Here we meet Juan Tedder, who had travelled all the way from Pietermaritzburg in South Africa, to give us Mini-SASS training. Mini-SASS (Stream Assessment Scoring System), is a technique used to determine the condition/health of a river by looking at the different types of aquatic invertebrates in the river. Each group of invertebrates has a specific sensitivity score, depending on its tolerance of water conditions. Creatures with high scores can only survive in very good quality, fast flowing, clear, well oxygenated water, while those with low scores are adapted to surviving in poor quality, often polluted waters.
The training was simple yet effective and efficient as we were able to use what we had leant to train the junior school learners from five schools in the basin (Aus, Bethanie, Rosh Pinah, Luderitz and Orangemund) the following day. These five groups of learners and their school teachers joined the Polytechnic students and together we went on an adventure to experience the Orange River Mouth Ramsar site that we share with South Africa.

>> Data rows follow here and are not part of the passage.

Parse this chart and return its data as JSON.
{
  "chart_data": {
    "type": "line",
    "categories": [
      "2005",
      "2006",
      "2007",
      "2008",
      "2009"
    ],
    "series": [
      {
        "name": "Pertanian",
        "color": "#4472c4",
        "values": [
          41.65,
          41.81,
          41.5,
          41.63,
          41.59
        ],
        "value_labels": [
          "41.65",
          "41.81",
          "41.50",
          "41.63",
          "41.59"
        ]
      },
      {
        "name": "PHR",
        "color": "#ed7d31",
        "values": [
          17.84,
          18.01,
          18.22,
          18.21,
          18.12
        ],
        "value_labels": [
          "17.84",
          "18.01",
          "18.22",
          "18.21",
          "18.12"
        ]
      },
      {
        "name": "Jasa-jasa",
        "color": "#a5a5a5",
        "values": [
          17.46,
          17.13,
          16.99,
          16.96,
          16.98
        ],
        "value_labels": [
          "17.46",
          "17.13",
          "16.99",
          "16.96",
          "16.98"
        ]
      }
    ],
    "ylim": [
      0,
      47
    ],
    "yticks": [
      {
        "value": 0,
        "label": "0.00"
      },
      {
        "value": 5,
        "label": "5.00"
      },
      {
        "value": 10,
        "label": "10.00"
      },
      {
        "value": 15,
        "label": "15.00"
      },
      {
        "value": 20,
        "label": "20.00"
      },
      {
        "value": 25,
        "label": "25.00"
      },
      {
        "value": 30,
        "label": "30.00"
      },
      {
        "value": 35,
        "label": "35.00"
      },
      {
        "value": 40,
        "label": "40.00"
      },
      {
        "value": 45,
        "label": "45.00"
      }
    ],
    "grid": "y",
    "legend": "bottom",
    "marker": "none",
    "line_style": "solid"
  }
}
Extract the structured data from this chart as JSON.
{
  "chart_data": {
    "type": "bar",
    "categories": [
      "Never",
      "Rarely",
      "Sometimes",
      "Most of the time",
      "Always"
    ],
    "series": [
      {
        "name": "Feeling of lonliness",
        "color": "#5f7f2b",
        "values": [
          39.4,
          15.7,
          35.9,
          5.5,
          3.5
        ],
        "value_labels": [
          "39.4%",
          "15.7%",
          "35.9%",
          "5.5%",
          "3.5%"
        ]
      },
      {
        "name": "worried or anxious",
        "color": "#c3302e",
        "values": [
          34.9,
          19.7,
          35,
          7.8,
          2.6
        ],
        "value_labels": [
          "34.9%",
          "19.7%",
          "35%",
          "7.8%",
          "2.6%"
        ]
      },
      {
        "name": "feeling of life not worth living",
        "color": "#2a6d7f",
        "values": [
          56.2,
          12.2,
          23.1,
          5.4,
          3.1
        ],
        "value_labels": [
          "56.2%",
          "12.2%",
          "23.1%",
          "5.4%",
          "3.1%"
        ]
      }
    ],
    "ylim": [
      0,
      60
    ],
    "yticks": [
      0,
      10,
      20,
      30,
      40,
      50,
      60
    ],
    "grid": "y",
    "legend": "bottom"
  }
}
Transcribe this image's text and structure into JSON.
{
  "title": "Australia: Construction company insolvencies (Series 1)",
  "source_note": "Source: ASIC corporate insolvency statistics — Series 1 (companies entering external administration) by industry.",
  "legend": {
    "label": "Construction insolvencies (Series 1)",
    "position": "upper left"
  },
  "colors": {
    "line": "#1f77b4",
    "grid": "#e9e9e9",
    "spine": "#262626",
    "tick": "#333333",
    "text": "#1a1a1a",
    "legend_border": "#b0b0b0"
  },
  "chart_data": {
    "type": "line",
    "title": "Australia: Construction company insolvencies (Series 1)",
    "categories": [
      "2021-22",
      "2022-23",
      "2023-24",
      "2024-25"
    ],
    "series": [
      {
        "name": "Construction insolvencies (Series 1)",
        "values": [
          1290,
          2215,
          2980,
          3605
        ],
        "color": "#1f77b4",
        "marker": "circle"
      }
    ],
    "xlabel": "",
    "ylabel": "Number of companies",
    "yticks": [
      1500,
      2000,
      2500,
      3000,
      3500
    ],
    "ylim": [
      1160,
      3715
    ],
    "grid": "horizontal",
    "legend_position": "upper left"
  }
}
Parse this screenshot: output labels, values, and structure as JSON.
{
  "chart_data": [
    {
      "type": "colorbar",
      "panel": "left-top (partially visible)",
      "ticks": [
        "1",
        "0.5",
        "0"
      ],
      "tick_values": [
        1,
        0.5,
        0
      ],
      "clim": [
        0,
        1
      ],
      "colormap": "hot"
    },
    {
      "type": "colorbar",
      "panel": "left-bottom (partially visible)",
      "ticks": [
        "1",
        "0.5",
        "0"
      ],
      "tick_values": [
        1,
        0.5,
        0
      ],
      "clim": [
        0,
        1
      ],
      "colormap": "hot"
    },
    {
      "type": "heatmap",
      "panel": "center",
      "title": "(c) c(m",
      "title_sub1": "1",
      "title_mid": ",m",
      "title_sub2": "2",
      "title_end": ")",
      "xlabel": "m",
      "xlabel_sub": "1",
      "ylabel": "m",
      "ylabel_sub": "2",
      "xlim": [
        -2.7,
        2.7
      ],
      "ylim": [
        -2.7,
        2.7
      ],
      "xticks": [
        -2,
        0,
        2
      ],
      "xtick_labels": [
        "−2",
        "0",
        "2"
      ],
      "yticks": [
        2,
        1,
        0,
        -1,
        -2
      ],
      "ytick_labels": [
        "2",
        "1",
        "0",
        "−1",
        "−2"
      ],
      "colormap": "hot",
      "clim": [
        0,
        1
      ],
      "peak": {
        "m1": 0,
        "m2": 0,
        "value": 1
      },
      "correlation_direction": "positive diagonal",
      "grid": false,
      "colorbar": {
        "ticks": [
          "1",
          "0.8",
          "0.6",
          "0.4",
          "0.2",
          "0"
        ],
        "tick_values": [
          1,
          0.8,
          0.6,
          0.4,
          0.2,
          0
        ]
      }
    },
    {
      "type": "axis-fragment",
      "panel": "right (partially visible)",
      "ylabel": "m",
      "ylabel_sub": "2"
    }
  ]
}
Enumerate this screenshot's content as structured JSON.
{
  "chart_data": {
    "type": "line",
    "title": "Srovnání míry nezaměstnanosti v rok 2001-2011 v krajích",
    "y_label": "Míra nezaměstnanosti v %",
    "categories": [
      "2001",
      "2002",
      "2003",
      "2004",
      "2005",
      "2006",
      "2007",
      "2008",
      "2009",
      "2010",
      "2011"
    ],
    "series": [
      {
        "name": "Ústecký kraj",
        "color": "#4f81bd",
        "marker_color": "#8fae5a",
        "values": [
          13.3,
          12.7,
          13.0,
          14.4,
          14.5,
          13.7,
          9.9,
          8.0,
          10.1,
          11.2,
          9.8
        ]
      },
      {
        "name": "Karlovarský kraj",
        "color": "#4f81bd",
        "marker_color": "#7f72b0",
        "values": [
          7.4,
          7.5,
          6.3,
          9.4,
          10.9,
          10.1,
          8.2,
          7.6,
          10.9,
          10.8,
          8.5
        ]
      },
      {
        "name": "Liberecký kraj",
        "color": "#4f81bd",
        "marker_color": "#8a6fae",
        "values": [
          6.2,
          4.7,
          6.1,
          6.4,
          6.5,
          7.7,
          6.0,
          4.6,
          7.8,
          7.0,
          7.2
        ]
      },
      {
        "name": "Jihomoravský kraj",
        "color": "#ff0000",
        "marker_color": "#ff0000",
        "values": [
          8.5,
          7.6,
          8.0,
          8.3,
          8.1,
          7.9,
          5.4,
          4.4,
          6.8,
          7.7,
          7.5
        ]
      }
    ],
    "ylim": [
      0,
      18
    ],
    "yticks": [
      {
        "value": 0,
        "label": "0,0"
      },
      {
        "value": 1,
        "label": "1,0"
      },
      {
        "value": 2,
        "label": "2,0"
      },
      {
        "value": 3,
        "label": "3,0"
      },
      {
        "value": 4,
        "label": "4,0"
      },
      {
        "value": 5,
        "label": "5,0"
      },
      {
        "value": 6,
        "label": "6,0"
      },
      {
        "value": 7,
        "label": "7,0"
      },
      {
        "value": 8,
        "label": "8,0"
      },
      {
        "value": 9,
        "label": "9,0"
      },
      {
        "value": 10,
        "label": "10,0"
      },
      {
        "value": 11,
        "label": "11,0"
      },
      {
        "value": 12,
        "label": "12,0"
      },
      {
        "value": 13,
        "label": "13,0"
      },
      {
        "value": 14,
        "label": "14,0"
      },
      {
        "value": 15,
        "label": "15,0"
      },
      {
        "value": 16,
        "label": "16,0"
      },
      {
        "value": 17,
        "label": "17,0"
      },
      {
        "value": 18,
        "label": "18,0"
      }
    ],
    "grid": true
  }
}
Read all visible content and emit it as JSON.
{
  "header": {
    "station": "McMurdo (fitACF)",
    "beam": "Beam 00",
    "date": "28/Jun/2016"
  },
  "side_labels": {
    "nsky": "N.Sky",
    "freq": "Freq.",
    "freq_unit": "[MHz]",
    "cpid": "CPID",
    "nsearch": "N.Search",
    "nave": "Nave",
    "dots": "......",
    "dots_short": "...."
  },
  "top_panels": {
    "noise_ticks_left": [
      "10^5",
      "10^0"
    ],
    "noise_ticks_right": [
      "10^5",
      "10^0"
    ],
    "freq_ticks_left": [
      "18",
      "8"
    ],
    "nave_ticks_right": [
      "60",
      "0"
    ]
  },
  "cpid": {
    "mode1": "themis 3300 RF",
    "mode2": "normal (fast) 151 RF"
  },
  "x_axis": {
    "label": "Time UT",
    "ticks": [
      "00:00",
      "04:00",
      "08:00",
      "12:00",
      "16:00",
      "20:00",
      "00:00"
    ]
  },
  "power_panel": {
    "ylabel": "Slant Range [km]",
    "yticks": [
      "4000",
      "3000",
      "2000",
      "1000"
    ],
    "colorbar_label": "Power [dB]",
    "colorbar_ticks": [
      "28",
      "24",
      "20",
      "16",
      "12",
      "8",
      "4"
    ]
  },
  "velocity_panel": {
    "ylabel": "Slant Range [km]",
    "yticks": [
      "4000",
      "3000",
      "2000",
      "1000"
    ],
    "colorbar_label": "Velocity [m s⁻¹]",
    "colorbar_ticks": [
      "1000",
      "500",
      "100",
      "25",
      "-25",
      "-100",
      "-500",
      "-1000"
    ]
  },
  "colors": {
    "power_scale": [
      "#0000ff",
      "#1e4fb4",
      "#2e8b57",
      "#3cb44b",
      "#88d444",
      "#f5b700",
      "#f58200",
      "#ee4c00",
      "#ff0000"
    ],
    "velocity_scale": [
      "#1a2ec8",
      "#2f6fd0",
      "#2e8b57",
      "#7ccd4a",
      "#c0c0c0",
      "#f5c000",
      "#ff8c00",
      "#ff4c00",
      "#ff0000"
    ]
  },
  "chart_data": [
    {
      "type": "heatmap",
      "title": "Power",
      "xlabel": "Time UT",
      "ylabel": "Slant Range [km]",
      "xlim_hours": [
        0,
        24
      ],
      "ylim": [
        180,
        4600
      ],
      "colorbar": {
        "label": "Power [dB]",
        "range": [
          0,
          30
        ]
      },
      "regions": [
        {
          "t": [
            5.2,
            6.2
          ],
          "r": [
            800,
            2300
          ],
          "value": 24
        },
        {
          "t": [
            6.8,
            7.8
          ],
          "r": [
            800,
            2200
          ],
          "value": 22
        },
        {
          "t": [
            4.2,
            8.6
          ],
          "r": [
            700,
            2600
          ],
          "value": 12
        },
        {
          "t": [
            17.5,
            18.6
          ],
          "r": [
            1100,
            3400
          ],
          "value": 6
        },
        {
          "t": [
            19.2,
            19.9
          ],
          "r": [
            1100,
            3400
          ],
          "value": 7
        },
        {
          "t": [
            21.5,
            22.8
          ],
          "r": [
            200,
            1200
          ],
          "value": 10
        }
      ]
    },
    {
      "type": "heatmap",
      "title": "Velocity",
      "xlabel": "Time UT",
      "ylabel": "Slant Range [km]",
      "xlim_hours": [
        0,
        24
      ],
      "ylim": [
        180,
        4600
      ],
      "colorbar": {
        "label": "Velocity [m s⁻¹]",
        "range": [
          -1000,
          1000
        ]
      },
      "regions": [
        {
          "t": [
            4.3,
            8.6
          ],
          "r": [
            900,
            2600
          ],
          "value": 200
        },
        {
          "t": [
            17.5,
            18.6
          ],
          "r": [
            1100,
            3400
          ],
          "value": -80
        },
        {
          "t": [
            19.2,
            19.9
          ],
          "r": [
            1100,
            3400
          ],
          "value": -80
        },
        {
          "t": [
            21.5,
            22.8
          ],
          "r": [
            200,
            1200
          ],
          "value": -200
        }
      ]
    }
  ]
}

We explored the plants and birds of the Orange River ecosystem from the Harry Oppenheimer Bridge to where it actually flowed into the sea, learnt about NamDebs’ rehabilitation projects and taught the learners how to do mini-SASS. Afterwards the learner, helped by the students from the Polytechnic, prepared short plays and presentations on what they have learned, and so together we all participated in the national World Wetlands Water Day event held at Oranjemund. The day was a great success. The night ended with a spectacular dinner sponsored by the Scorpion Zinc mine who showed us their artificial wetland the next day.
It has been an unforgettable experience.
All of this would not be possible without the gracious sponsorship from ORASECOM, through Christoph Mor, NNF, through Avis, MAWF, MET, NamDeb, Skorpion Zin and the POLYTECHNIC OF NAMIBIA, the hospitality Sue and Trygve Cooper of Gondwana Canyon Park and those who gave up their time to show us around.
Thank you to Wessel van Wyk of the Hardap Farmers Association, Melanie Oberholzer of Olthaver and List super farm, Riaan Oberholzer warden of Hardap Park, Bertie Bezuidenhout of Rural Water Supply, Gammy Sikongo and Liana Mbako of Gondwana Canyon Park, Max Witbooi, Vinte Mendes and Wayne Handley of MET and Mr Juan Tedder and Mark Graham of GroundTruth as well as our driver Norton Kruger for our safe journey, Kevin Roberts our backup vehicle from Water Affairs , the World Wetlands Water Day committee and our lecturer, Shirley Bethune for making it possible.